What Doctors Actually Recommend (Hint: Not Brand Names)
It's worth noting that medical professionals who've studied cycling-related injuries don't recommend brands—they recommend principles. Research from urologists and sports medicine specialists consistently points to several factors that reduce perineal injury:
- Weight distribution on sit bones, not soft tissue
- Adequate width to support the ischial tuberosities without allowing sinking
- Reduced nose length or noseless designs to eliminate front pressure points
- Central relief through cut-outs or split designs
- Periodic position changes or regular standing to restore blood flow
Notice what's missing: brand loyalty, professional endorsements, marginal material improvements. The medical literature cares about geometry and fit, not whether your saddle has a carbon shell or costs $400.
Adjustable saddles align more closely with medical recommendations than fixed alternatives because they allow optimization of the critical geometric factors.
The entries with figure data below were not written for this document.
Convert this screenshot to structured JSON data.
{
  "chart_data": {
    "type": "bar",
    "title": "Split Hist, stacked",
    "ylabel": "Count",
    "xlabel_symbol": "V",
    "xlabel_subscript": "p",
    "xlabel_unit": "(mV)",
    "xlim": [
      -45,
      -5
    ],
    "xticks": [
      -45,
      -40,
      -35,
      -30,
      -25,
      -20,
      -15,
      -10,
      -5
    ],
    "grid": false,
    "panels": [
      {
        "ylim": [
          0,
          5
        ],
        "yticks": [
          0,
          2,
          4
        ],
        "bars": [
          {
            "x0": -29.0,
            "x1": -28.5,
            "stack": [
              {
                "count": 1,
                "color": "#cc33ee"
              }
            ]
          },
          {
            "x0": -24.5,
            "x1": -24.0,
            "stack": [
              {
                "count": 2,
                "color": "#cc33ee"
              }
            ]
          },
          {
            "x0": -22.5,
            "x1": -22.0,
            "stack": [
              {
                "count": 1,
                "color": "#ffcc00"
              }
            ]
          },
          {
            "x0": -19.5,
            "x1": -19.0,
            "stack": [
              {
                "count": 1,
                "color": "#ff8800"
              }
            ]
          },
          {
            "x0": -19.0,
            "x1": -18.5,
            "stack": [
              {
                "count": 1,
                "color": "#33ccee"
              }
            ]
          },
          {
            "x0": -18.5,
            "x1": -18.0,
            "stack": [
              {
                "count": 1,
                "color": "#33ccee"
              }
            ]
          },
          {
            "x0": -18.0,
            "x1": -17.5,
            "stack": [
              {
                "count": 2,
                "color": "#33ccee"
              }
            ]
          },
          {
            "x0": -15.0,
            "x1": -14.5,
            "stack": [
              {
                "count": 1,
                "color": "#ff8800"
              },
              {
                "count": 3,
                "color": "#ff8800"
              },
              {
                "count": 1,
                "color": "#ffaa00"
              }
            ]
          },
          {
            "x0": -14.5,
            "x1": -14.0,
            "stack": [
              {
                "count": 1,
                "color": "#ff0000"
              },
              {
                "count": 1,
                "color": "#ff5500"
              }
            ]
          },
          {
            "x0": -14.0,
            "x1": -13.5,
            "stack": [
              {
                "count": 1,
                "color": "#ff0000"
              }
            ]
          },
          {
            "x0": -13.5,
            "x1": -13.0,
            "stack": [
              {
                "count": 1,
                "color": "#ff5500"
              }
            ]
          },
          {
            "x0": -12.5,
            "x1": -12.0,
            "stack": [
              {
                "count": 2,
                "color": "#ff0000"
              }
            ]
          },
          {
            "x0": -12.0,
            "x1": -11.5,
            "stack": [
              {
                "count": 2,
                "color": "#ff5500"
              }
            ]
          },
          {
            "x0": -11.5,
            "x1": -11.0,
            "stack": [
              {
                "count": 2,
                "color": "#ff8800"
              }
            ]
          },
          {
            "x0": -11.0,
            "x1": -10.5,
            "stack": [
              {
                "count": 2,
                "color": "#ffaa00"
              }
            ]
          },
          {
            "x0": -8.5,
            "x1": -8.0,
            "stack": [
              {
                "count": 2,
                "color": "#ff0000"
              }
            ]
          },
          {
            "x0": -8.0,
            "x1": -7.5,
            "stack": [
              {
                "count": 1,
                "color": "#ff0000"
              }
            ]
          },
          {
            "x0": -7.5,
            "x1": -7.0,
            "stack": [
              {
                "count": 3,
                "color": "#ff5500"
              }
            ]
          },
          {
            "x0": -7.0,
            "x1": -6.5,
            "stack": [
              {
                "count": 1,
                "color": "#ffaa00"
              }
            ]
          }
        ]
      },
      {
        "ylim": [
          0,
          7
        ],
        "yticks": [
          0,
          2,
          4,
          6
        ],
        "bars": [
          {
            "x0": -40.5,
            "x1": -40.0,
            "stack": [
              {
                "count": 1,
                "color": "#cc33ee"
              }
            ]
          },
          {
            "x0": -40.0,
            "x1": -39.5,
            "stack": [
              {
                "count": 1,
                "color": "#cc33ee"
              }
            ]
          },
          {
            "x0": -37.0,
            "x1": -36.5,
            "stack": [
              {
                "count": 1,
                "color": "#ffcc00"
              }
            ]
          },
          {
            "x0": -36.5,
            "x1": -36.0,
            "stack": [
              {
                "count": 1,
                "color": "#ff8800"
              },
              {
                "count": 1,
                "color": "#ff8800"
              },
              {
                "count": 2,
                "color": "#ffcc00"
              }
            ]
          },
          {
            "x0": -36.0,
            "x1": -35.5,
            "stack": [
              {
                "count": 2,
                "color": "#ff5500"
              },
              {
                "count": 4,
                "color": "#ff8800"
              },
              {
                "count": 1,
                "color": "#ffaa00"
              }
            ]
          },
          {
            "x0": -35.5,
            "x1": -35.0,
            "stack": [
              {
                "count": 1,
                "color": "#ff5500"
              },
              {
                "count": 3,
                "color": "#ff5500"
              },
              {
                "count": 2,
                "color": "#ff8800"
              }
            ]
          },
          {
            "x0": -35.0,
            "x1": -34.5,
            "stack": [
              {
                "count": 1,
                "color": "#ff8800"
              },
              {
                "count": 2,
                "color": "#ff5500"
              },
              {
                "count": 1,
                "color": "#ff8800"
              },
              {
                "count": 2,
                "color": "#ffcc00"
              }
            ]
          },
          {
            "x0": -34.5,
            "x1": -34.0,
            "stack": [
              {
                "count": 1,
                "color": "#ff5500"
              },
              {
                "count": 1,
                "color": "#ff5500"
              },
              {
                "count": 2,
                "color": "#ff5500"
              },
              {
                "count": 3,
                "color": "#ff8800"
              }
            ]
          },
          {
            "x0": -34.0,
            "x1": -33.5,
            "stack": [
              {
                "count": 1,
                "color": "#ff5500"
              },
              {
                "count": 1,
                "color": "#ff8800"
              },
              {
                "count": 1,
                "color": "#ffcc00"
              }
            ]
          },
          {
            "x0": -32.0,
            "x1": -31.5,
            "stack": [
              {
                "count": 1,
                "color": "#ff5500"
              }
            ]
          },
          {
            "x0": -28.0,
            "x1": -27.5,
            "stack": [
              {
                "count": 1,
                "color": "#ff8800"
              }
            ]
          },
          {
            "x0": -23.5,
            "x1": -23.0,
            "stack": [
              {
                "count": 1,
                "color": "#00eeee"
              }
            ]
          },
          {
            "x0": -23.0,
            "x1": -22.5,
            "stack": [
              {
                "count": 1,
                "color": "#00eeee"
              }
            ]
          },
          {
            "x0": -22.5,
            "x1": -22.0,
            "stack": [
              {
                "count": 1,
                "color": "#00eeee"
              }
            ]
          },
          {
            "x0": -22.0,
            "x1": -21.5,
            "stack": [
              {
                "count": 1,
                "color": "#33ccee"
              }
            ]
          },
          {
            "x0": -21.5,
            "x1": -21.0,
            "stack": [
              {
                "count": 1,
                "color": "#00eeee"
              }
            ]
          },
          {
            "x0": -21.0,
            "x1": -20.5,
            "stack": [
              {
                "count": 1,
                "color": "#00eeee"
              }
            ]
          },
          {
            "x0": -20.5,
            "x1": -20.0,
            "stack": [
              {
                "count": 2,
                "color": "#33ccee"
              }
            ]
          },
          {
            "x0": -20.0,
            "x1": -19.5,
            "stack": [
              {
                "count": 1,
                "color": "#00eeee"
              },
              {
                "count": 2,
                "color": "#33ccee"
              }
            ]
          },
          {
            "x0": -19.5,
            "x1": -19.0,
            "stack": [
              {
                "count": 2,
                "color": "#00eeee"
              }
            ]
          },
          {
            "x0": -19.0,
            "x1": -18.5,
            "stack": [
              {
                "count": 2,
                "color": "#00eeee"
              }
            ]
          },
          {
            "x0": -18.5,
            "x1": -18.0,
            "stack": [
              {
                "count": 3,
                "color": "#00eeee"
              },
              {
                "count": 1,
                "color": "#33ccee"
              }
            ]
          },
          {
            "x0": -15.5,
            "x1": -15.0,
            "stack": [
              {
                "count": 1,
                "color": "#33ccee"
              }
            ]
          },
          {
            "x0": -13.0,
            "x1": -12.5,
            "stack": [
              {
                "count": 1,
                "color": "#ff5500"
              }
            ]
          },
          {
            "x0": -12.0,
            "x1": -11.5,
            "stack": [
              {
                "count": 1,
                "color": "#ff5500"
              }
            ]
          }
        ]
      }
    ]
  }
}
A saddle that can be widened to properly support sit bones while narrowing the front to reduce perineal contact addresses multiple medical concerns simultaneously.
Beyond the Gender Binary
Traditional saddle marketing has divided products into men's and women's categories, typically with women's versions being shorter-nosed and wider-backed to account for, on average, wider female pelvic structure.
This binary approach has obvious limitations:
- Anatomical variation within genders often exceeds variation between genders
- Trans and non-binary cyclists don't fit neatly into this categorization
- Body proportions change with age, weight changes, and training
- The categories reinforce assumptions that may not apply to individuals
Adjustable saddles sidestep this entirely. Rather than choosing between pre-categorized options, riders configure the saddle to their actual anatomy, whatever that might be. This inclusivity isn't a marketing position—it's an inherent feature of truly customizable design.
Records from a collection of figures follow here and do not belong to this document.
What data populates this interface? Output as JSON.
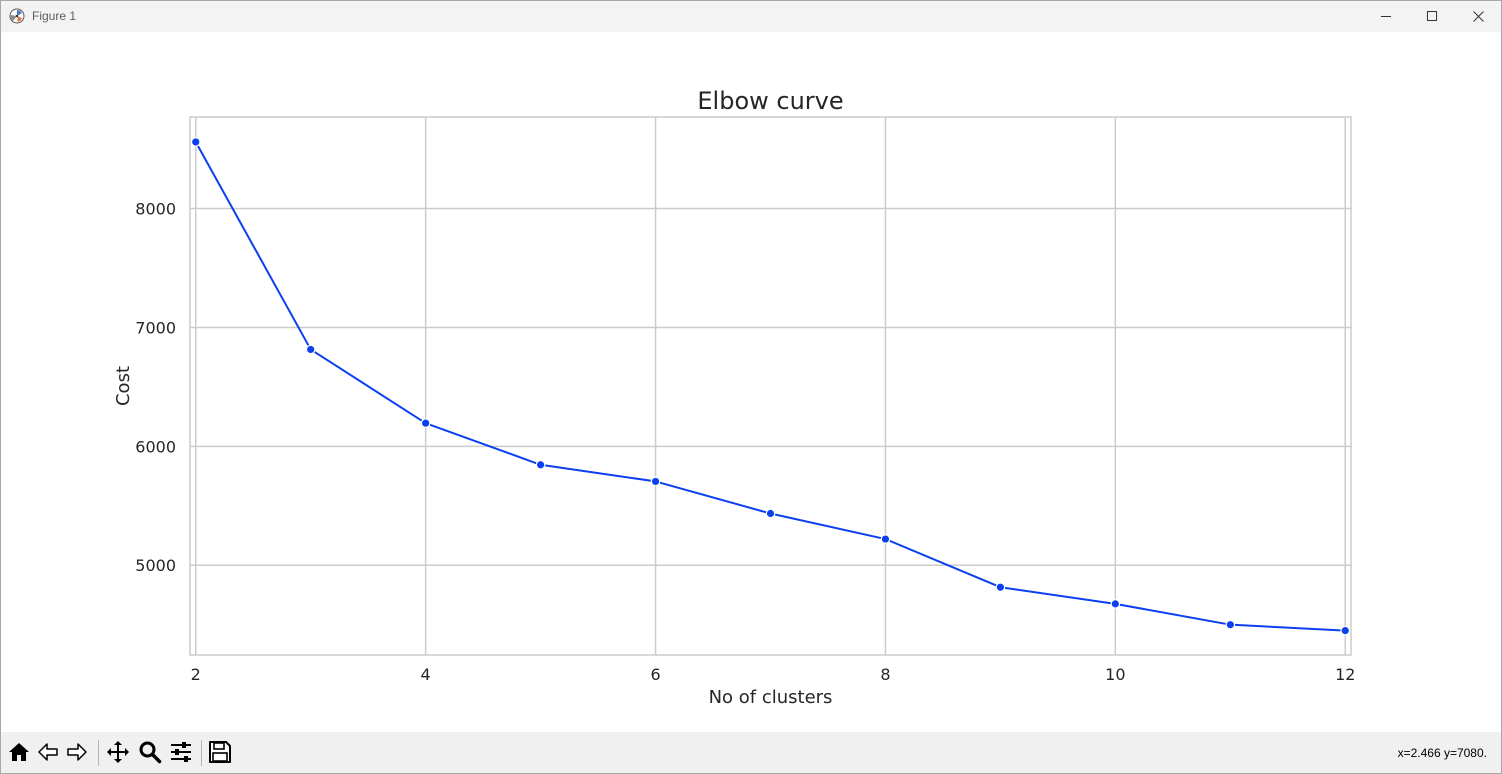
{
  "window": {
    "title": "Figure 1",
    "controls": {
      "minimize_icon": "minimize-icon",
      "maximize_icon": "maximize-icon",
      "close_icon": "close-icon"
    }
  },
  "toolbar": {
    "buttons": [
      {
        "name": "home",
        "icon": "home-icon"
      },
      {
        "name": "back",
        "icon": "back-arrow-icon"
      },
      {
        "name": "forward",
        "icon": "forward-arrow-icon"
      },
      {
        "name": "pan",
        "icon": "move-icon"
      },
      {
        "name": "zoom",
        "icon": "zoom-icon"
      },
      {
        "name": "configure-subplots",
        "icon": "sliders-icon"
      },
      {
        "name": "save",
        "icon": "save-icon"
      }
    ],
    "coords": "x=2.466 y=7080."
  },
  "chart_data": {
    "type": "line",
    "title": "Elbow curve",
    "xlabel": "No of clusters",
    "ylabel": "Cost",
    "x": [
      2,
      3,
      4,
      5,
      6,
      7,
      8,
      9,
      10,
      11,
      12
    ],
    "series": [
      {
        "values": [
          8560,
          6815,
          6195,
          5845,
          5705,
          5435,
          5220,
          4815,
          4675,
          4500,
          4450
        ]
      }
    ],
    "xticks": [
      "2",
      "4",
      "6",
      "8",
      "10",
      "12"
    ],
    "yticks": [
      "5000",
      "6000",
      "7000",
      "8000"
    ],
    "xlim": [
      1.95,
      12.05
    ],
    "ylim": [
      4245,
      8770
    ],
    "grid": true,
    "line_color": "#0b3ff0",
    "grid_color": "#cccccc"
  }
}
BiSaddle doesn't market "women's" and "men's" models. They offer adjustable geometry that accommodates the full range of human variation. This reflects a more sophisticated understanding: the problem isn't finding the right category; it's finding the right dimensions for your unique body.
The Sustainability Equation
Cycling positions itself as environmentally conscious—it's human-powered transportation, after all. Yet the industry generates substantial waste through the cycle of equipment obsolescence and replacement.
Consider the environmental footprint of the trial-and-error saddle search:
- Multiple manufactured saddles, each requiring materials, energy, and shipping
- Packaging and shipping for each purchase and return
- Saddles that end up in landfills or languishing unused in garages
- Repeated manufacturing to replace saddles that become uncomfortable as riders' needs change
An adjustable saddle that serves a rider for years across multiple disciplines and life changes represents a more sustainable approach. The initial manufacturing investment is higher due to the adjustable mechanism, but the lifecycle environmental cost is substantially lower if it prevents the purchase of three, four, or five replacement saddles.
This also applies to the used market. Fixed saddles are difficult to sell secondhand because comfort is so individual—one person's perfect saddle is another's torture device. An adjustable saddle has broader appeal in the used market because the new owner can reconfigure it to their needs, extending the product's useful life.
Why the Big Brands Are Late to This Party
Given the clear advantages of adjustability, why haven't major manufacturers embraced this approach? Several factors explain the resistance:
Manufacturing complexity: Adjustable mechanisms require precision manufacturing and assembly compared to molding fixed saddle shells. This increases production costs and quality control challenges.